Quick script to scrape the Christchurch City Council cycling data from https://smartview.ccc.govt.nz/map/layers/ecocounter
The data directory contains a sample of the cycle count data.
TODO: The data may be updated nightly and made available on GCP in parquet and duckdb formats.
To run the scraper script install poetry and Python3.11+.
From a terminal, install the dependencies, enter the virtual environment, and run the main
script with:
poetry install
poetry shell
python main.py
- Python script to get the data and make available as a CSV/parquet file.
- Run nightly (GCP Build Job, Cloud Task) and upload data somewhere public.
- Metabase Dashboard (Add people who care as Admin)
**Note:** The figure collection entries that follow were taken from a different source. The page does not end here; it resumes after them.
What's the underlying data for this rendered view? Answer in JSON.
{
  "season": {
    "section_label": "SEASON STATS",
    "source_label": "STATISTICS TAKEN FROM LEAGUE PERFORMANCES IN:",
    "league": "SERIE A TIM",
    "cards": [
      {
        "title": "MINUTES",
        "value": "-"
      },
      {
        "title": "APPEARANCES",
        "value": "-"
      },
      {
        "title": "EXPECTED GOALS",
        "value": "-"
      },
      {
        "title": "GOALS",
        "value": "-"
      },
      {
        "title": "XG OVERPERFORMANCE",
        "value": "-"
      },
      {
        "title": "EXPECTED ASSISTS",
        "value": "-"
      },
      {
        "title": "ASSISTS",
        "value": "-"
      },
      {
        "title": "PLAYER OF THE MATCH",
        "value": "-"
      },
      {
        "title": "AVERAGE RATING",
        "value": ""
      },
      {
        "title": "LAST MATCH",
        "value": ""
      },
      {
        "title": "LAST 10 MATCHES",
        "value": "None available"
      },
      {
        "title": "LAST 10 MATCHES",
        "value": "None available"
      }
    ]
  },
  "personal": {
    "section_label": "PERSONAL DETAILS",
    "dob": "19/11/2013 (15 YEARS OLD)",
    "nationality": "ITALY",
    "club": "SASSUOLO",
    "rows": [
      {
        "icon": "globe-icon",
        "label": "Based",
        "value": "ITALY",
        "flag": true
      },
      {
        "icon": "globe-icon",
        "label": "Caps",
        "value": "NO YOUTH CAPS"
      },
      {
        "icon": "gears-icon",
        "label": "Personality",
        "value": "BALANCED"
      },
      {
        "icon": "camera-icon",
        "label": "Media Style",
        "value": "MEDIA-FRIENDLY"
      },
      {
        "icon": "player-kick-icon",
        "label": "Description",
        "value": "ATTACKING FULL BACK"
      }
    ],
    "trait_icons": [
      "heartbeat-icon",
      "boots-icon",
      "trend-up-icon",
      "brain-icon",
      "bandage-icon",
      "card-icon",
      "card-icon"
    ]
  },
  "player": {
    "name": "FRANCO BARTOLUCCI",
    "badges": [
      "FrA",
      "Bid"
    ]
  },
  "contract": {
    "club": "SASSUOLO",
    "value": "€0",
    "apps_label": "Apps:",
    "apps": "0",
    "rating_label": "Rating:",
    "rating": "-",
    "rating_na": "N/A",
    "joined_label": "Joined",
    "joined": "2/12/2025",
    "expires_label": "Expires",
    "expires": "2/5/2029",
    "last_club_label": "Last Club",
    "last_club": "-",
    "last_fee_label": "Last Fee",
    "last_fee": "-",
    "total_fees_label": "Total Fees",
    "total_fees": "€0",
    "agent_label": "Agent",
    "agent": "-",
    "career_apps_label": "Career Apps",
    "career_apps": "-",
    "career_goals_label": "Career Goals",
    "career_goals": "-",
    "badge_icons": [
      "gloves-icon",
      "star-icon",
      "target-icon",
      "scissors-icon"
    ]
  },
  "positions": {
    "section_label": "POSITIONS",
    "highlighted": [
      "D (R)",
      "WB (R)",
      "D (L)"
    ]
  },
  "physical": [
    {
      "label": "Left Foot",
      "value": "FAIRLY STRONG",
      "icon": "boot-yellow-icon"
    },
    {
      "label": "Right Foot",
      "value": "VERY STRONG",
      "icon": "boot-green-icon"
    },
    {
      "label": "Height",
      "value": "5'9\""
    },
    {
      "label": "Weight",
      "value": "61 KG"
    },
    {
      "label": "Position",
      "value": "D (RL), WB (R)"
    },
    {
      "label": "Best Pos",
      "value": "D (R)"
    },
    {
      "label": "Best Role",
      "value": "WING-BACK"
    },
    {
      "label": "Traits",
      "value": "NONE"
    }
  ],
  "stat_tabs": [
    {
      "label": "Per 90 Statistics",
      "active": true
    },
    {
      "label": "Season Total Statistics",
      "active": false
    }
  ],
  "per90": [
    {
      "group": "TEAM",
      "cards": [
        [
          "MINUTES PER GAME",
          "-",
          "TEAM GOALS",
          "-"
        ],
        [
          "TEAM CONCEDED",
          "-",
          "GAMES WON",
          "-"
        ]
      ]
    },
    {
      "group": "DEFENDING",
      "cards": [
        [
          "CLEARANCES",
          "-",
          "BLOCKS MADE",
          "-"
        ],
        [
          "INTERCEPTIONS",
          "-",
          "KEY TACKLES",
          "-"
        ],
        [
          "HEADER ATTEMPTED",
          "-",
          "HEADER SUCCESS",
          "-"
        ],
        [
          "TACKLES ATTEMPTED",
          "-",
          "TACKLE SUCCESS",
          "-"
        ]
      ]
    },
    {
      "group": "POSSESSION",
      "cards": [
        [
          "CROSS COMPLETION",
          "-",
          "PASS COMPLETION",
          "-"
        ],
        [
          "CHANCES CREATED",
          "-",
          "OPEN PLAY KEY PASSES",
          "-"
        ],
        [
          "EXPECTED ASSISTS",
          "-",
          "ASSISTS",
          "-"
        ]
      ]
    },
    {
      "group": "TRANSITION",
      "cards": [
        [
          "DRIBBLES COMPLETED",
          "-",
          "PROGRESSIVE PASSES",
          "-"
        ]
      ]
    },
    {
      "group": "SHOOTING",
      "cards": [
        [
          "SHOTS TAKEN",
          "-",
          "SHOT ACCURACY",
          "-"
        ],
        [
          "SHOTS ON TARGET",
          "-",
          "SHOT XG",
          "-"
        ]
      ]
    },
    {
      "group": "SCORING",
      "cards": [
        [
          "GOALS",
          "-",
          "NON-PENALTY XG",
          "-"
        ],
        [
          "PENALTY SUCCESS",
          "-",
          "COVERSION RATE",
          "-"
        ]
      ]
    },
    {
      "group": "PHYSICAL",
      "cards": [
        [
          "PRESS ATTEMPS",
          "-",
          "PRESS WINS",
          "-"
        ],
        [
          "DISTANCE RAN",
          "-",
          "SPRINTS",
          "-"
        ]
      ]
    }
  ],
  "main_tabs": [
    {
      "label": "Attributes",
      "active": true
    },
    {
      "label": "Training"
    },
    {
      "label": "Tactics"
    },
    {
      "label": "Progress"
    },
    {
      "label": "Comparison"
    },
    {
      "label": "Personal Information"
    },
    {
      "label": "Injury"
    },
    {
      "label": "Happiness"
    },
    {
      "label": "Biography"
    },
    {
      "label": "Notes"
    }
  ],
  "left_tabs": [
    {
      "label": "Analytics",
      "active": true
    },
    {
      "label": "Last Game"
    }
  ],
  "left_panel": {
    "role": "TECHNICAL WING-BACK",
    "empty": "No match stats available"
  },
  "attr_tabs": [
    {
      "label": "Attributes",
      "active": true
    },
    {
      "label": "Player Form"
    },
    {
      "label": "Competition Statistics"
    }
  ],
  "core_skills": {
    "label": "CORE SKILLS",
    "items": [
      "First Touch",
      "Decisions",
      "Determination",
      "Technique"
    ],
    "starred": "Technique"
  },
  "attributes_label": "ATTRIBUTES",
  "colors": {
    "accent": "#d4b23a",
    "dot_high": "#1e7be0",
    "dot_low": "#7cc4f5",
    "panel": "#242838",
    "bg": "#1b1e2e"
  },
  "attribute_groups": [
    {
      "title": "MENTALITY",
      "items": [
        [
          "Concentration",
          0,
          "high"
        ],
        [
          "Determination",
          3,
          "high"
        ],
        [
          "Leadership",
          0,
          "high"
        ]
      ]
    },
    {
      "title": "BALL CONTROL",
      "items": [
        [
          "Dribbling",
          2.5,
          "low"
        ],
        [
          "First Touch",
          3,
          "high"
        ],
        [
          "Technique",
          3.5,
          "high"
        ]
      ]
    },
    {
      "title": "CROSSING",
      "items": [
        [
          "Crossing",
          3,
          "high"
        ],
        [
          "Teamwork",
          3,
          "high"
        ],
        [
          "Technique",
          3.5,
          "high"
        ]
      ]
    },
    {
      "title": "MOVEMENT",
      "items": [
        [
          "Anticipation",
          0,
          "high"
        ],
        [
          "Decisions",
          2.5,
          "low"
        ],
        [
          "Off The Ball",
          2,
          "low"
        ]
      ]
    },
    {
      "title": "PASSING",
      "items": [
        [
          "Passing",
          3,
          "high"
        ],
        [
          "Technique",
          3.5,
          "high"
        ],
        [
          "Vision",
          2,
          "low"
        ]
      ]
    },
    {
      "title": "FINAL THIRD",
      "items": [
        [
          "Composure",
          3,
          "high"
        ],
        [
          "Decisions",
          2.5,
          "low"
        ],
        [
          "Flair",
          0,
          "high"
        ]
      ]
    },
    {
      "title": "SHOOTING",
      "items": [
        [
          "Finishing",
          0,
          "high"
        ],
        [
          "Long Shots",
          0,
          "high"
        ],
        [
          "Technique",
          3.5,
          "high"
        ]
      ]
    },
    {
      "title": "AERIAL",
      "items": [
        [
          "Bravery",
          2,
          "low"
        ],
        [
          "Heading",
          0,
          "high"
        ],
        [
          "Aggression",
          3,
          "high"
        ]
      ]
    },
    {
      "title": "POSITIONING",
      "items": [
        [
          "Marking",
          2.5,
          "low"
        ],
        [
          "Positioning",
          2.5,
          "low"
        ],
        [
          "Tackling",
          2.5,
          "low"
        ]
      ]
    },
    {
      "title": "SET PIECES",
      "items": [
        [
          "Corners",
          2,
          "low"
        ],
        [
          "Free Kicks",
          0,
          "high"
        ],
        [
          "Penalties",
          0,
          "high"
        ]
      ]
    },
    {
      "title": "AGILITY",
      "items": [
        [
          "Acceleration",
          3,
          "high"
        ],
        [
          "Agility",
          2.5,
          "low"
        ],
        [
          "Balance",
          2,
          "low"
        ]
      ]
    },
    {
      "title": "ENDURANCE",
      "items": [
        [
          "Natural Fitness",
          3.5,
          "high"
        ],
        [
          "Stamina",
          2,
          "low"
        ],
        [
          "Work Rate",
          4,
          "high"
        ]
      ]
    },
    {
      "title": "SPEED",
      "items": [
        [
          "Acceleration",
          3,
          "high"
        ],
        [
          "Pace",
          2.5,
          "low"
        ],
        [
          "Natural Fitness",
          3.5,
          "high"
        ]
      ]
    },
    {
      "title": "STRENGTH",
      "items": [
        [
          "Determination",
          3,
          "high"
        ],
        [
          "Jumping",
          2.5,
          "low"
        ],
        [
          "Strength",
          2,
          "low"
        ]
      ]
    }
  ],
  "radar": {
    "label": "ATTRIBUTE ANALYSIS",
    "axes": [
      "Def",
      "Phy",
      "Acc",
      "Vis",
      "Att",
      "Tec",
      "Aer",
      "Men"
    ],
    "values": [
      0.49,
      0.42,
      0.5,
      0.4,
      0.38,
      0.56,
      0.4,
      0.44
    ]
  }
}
Live version of this graph
After you have run the main.py
script you will have a local duckdb database with current data that
you can query directly.
You can also download mine from https://storage.googleapis.com/hardbyte-ccc/duck.db or, query the parquet data which I commit to the repository.
Install duckdb - https://duckdb.org/docs/installation/index and start a DB console with:
duckdb duck.db
Some example SQL queries:
$ duckdb -s "select name, value from 'data/cycling-counters.parquet' where date = today() order by value desc limit 10;"
┌──────────────────────────┬───────┐
│ name │ value │
│ varchar │ int32 │
├──────────────────────────┼───────┤
│ Eco Display Total Counts │ 1956 │
│ South Hagley Park │ 1821 │
│ North Hagley Park │ 1619 │
│ Railway Cwy │ 904 │
│ University Dr │ 891 │
│ St Asaph St │ 804 │
│ Antigua Street │ 759 │
│ Collins Street │ 702 │
│ Main Rd total cyclists │ 552 │
│ Cashmere Rd │ 550 │
├──────────────────────────┴───────┤
│ 10 rows 2 columns │
└──────────────────────────────────┘
select
sites.name, cycling_counts.date, cycling_counts.value
from
sites, cycling_counts
where
cycling_counts.site = sites.oid
and current_date - cycling_counts.date < 30
Ref https://duckdb.org/docs/sql/window_functions
select "Name", "Date", AVG("value") OVER (
partition by "site"
order by "Date" ASC
RANGE BETWEEN INTERVAL 3 DAYS PRECEDING
AND INTERVAL 3 DAYS FOLLOWING)
AS "7-day Moving Average"
from
sites, cycling_counts
where
cycling_counts.site = sites.oid
order by "Name", "Date"
Duckdb can output to csv/parquet and much much more. Ref https://duckdb.org/docs/sql/statements/copy
COPY (
SELECT
site, date, value, sites.name, sites.x, sites.y
FROM sites, cycling_counts
WHERE
cycling_counts.site = sites.oid
) TO 'data/cycling-counters.parquet' (FORMAT PARQUET);